Появлялся он в обществе редко, лишь в тесном кругу старых передвижников на их музыкальных собраниях.
У Киселева, в его профессорской квартире при Академии, молодежь вела игры. Входит Мясоедов с обычной саркастической улыбкой. Девицы бегут к нему: «Григорий Григорьевич, мы играем в фанты. Назовите себя каким-либо именем, и о вас будет написано мнение». «Аз есмь животное», — заявляет Григорий Григорьевич и получает записку: «Хорошо еще — если животное».
Однако по-старому шутил он с молодыми девицами, одни лишь прищуренные глаза и искривленная улыбка говорили: «Суета сует и всяческая суета».
Иногда вечером на Васильевском острове можно было встретить высокую фигуру Мясоедова, бредущего по тротуару несколько неестественной походкой.
Это означало, что он шел играть в квартете и нес альт, который висел у него под шубой на животе, привязанный ленточкой через шею.
«Музыка одна не лжет, как лгут люди», — вспоминались слова его.
То, что утерял, чего не мог сделать уже сам, Мясоедов находил готовым в творчестве великих композиторов, с ними он сливался во время игры и переживал родственные ему чувства в любимом миноре.
Наконец Мясоедов снова уехал к себе в Полтаву и поселился в старом своем доме в саду.
В первый же год на общем собрании нам, передвижникам, пришлось вставанием почтить память покинувшего нас старого товарища Григория Григорьевича Мясоедова, завещавшего похоронить себя по гражданскому обряду.
В каком-то журнале увидел я потом рисунки, сделанные с него в предсмертные минуты его сыном[29]
. От них стало жутко и грустно.Дубовской Николай Никанорович
Жизнь Товарищества передвижных художественных выставок постоянно регулировалась людьми, хранившими заветы передвижничества, его идеологию.
Долгое время эту роль исполнял Совет, состоявший из членов-учредителей, а после упразднения совета руководящим органом стало Правление, вернее — отдельные лица из его состава, преданные делу Товарищества и пользующиеся особым авторитетом.
Одним из таких, а в последние годы единственным, был Дубовской[30]
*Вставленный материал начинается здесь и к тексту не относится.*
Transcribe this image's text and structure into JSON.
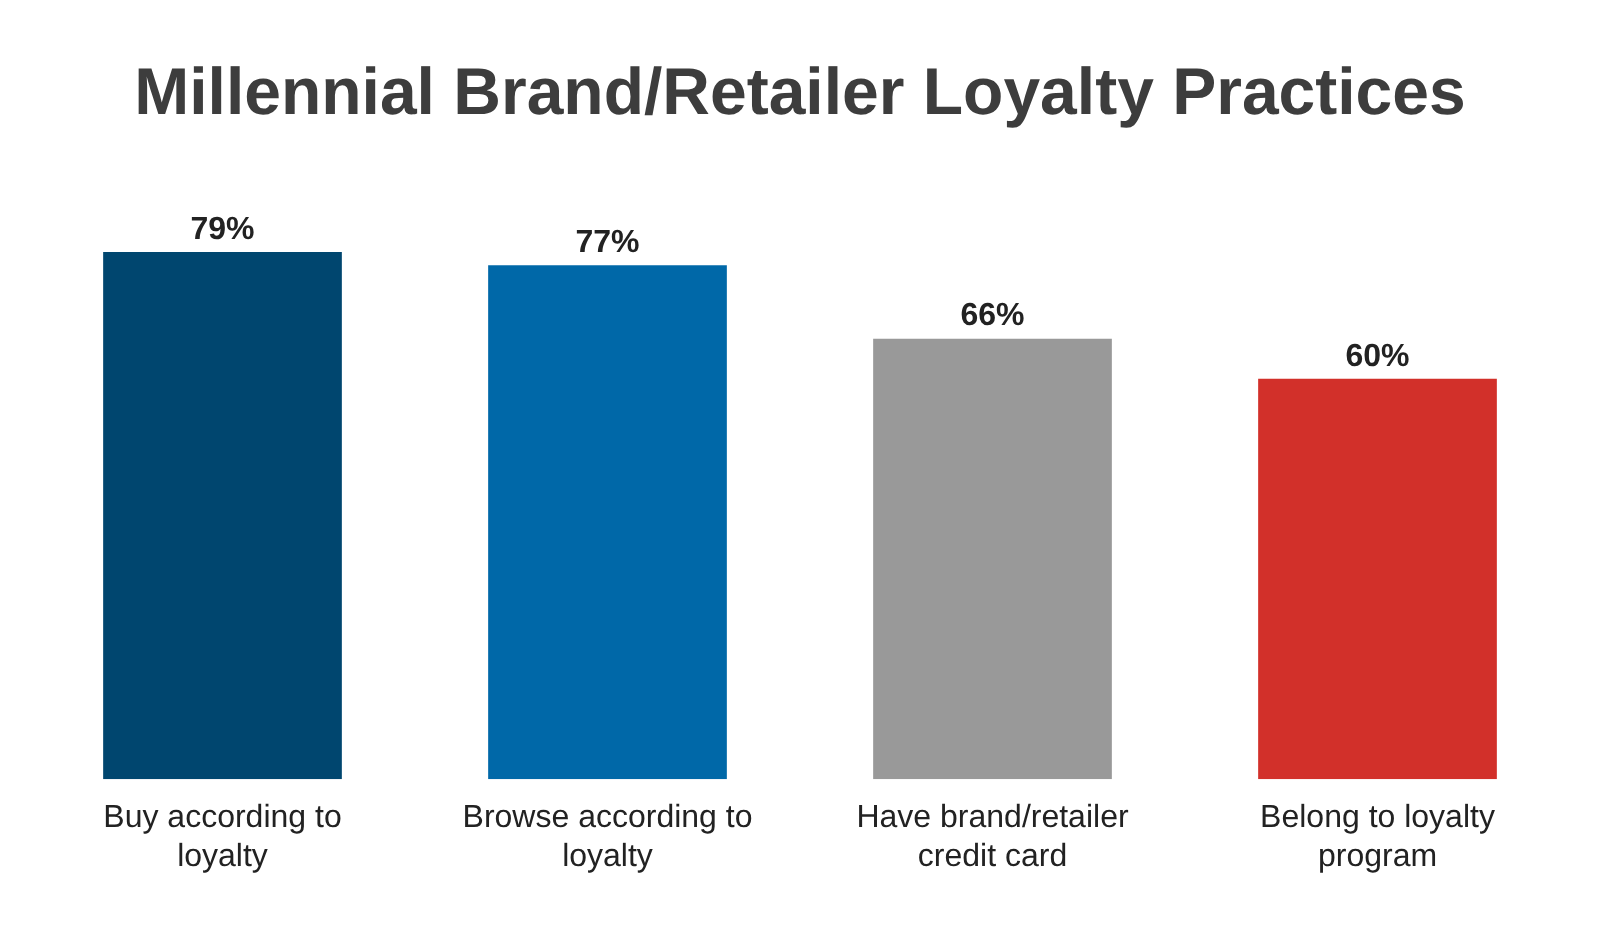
{
  "chart_data": {
    "type": "bar",
    "title": "Millennial Brand/Retailer Loyalty Practices",
    "categories": [
      "Buy according to loyalty",
      "Browse according to loyalty",
      "Have brand/retailer credit card",
      "Belong to loyalty program"
    ],
    "values": [
      79,
      77,
      66,
      60
    ],
    "value_labels": [
      "79%",
      "77%",
      "66%",
      "60%"
    ],
    "colors": [
      "#00466f",
      "#0068a8",
      "#999999",
      "#d2302a"
    ],
    "grid": false,
    "legend": false
  }
}
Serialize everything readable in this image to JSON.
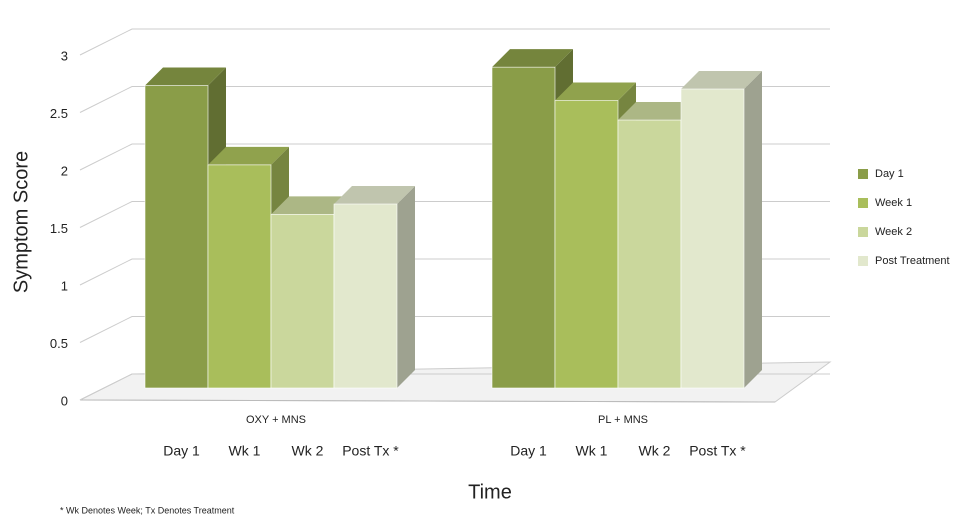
{
  "chart_data": {
    "type": "bar3d",
    "y_label": "Symptom Score",
    "x_label": "Time",
    "categories": [
      "OXY + MNS",
      "PL + MNS"
    ],
    "bar_labels": [
      "Day 1",
      "Wk 1",
      "Wk 2",
      "Post Tx *"
    ],
    "series": [
      {
        "name": "Day 1",
        "color": "#8a9d48",
        "values": [
          2.63,
          2.79
        ]
      },
      {
        "name": "Week 1",
        "color": "#a9be5b",
        "values": [
          1.94,
          2.5
        ]
      },
      {
        "name": "Week 2",
        "color": "#cad79c",
        "values": [
          1.51,
          2.33
        ]
      },
      {
        "name": "Post Treatment",
        "color": "#e2e8cd",
        "values": [
          1.6,
          2.6
        ]
      }
    ],
    "ylim": [
      0,
      3
    ],
    "yticks": [
      0,
      0.5,
      1,
      1.5,
      2,
      2.5,
      3
    ],
    "grid": true,
    "footnote": "* Wk Denotes Week; Tx Denotes Treatment"
  }
}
, впитавший в себя традиции Товарищества и крепко стоявший на страже всех его интересов.Правда, он не играл такой исключительной организаторской и руководящей роли, как Крамской или Ярошенко[31]
, — для этого у него не было той силы характера и некоторого деспотизма, как у последних, — у него была более мягкая натура, и при своей деликатности и скромности он не мог держать в своих руках товарищей, но его влияние все же тонко разливалось по всему организму Товарищества и держало его в определенных рамках.Будучи представителем старшего поколения передвижников, он сглаживал резкие грани между старыми и молодыми членами Товарищества и действовал примиряюще.
Ни старики, ни молодые не могли сказать «он наш»; Дубовской принадлежал всему Товариществу и среди всех направлений в искусстве передвижников выбрал себе среднее, считая его наиболее верным и жизненным.
Оберегая свято идеал передвижничества и высоко ценя заслуги стариков, он давал правильную оценку и молодым силам, радовался всякому искреннему новому дарованию.
В чем была его вера, каким было все его внутреннее содержание — я узнавал постепенно, по мере знакомства с этим передовым человеком, одаренным тонким умом и сердцем.
Первая моя встреча с Дубовским произошла в 1898 году, когда я, вернувшись из путешествия по России с параллельной выставкой[32]
, должен был отправиться с отчетом к Дубовскому как члену Правления Товарищества.Жил он тогда на Екатерининском канале и занимал большую мастерскую и несколько малых комнат. Одна из них была приемным кабинетом, увешанным по стенам картинами и обставленным хорошей мебелью: кожаные диван и кресла, круглый стол с альбомами и вазами, в которых были цветы с тонким ароматом.
Здесь и принял меня Дубовской, с которым пришлось беседовать довольно долго.
Первое впечатление от Дубовского у меня было чрезвычайно сложное. Он был большого роста, с умным и деловитым выражением лица; высокий лоб его как бы напрягался мыслью. Речь Николай Никанорович вел четкую, деловую. Но в то же время, затрагивая отвлеченные вопросы искусства, он отрывался от реальной действительности и, переходя в область философии, погружался в особый, потусторонний, идеальный мир.